Andy Stott - Luxury Problems:  Entrancing and addicting from the very first echoed vocal, the record then begins to slowly churn and bubble under whispered synths and stoned beats.  Yes.  Yes.  Yes.



Swans - The Seer:  A sprawling, dark, creepy, unsettling cacophony of sound from the always formidable Swans.  It's their masterpiece.



Symmetry - Themes From an Imaginary Film:  The album title sums up Johnny Jewel's opus.  It's the perfect score to hard burning modern film noir, and endlessly listenable.  Why don't you listen to the whole thing now?  You've got 2 free hours right?



Tame Impala - Lonerism:  Australia's Tame Impala just make fun psyche-rock jams that are catchy as hell, and their latest album just perfects what they were already doing.  Above all, it just puts me in a great mood.



Trust - TRST:  I gotta be honest with myself, this is my favorite album of the year.  Gothed-out, Depeche Mode-inspired pop songs.  I'm a sucker for that kind of stuff.  Pasty white kids unite!
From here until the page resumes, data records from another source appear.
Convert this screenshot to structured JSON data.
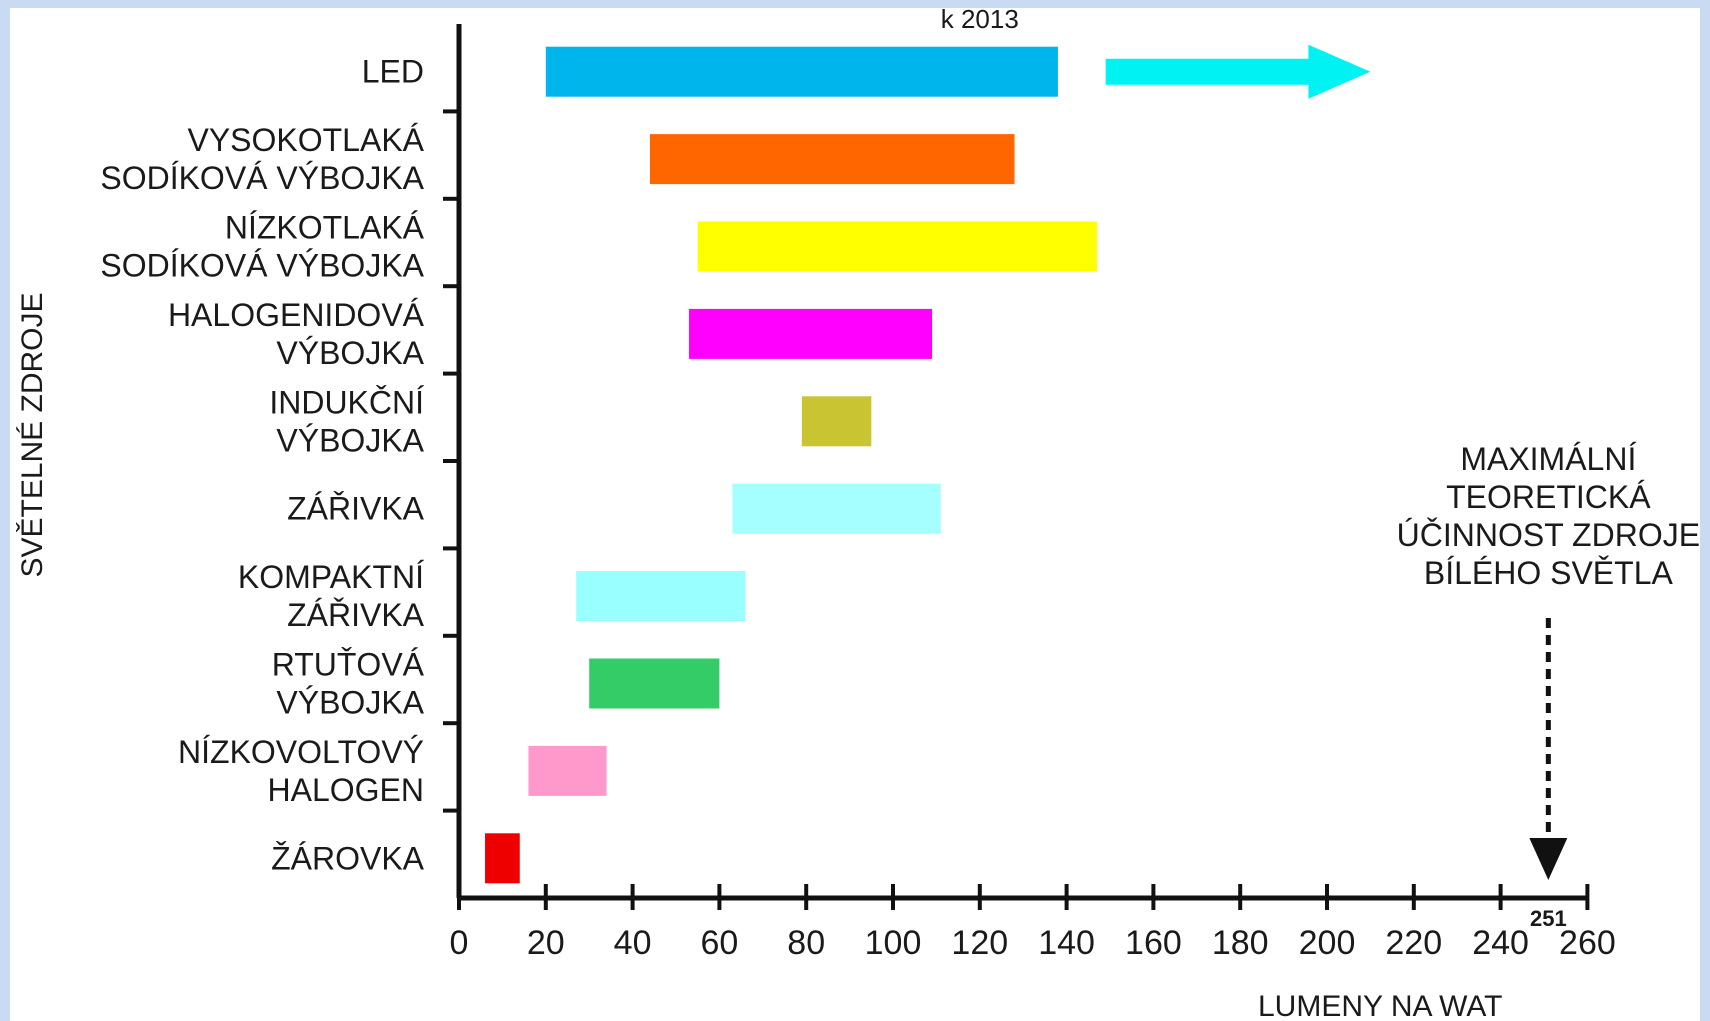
{
  "chart_data": {
    "type": "bar",
    "orientation": "horizontal-range",
    "title": "",
    "xlabel": "LUMENY NA WAT",
    "ylabel": "SVĚTELNÉ ZDROJE",
    "xlim": [
      0,
      260
    ],
    "x_ticks": [
      "0",
      "20",
      "40",
      "60",
      "80",
      "100",
      "120",
      "140",
      "160",
      "180",
      "200",
      "220",
      "240",
      "260"
    ],
    "grid": false,
    "legend": "none",
    "categories": [
      [
        "LED"
      ],
      [
        "VYSOKOTLAKÁ",
        "SODÍKOVÁ VÝBOJKA"
      ],
      [
        "NÍZKOTLAKÁ",
        "SODÍKOVÁ VÝBOJKA"
      ],
      [
        "HALOGENIDOVÁ",
        "VÝBOJKA"
      ],
      [
        "INDUKČNÍ",
        "VÝBOJKA"
      ],
      [
        "ZÁŘIVKA"
      ],
      [
        "KOMPAKTNÍ",
        "ZÁŘIVKA"
      ],
      [
        "RTUŤOVÁ",
        "VÝBOJKA"
      ],
      [
        "NÍZKOVOLTOVÝ",
        "HALOGEN"
      ],
      [
        "ŽÁROVKA"
      ]
    ],
    "ranges": [
      [
        20,
        138
      ],
      [
        44,
        128
      ],
      [
        55,
        147
      ],
      [
        53,
        109
      ],
      [
        79,
        95
      ],
      [
        63,
        111
      ],
      [
        27,
        66
      ],
      [
        30,
        60
      ],
      [
        16,
        34
      ],
      [
        6,
        14
      ]
    ],
    "colors": [
      "#00b4ec",
      "#ff6600",
      "#ffff00",
      "#ff00ff",
      "#c9c432",
      "#a6ffff",
      "#99ffff",
      "#33cc66",
      "#ff99cc",
      "#ee0000"
    ],
    "led_projection": {
      "label": "k 2013",
      "from": 149,
      "to": 210,
      "color": "#00f2f2"
    },
    "max_marker": {
      "value": 251,
      "value_label": "251",
      "label_lines": [
        "MAXIMÁLNÍ",
        "TEORETICKÁ",
        "ÚČINNOST ZDROJE",
        "BÍLÉHO SVĚTLA"
      ]
    }
  }
}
Vaura - Selenelion:  Part prog-rock, part math-rock, part metal, Vaura's debut album is totally the kind of thing old record store employs secretly recommend to their like minded clientele.  You're either a part of the club or you're not.  (You totally want to be in the club.)



Wreathes - Wreathes:  Since we're all supposed to be dead in two weeks anyway, here's a bonus record for my year end list.  Wreathes sounds like a bunch of drunk Gypsies together in an abandoned warehouse, reading occult materials, beating the hell out of a bunch a classical instruments, and chanting a mantra to the old gods.  Seriously, what is there not to love about that?


So there you have it.  Until we meet again.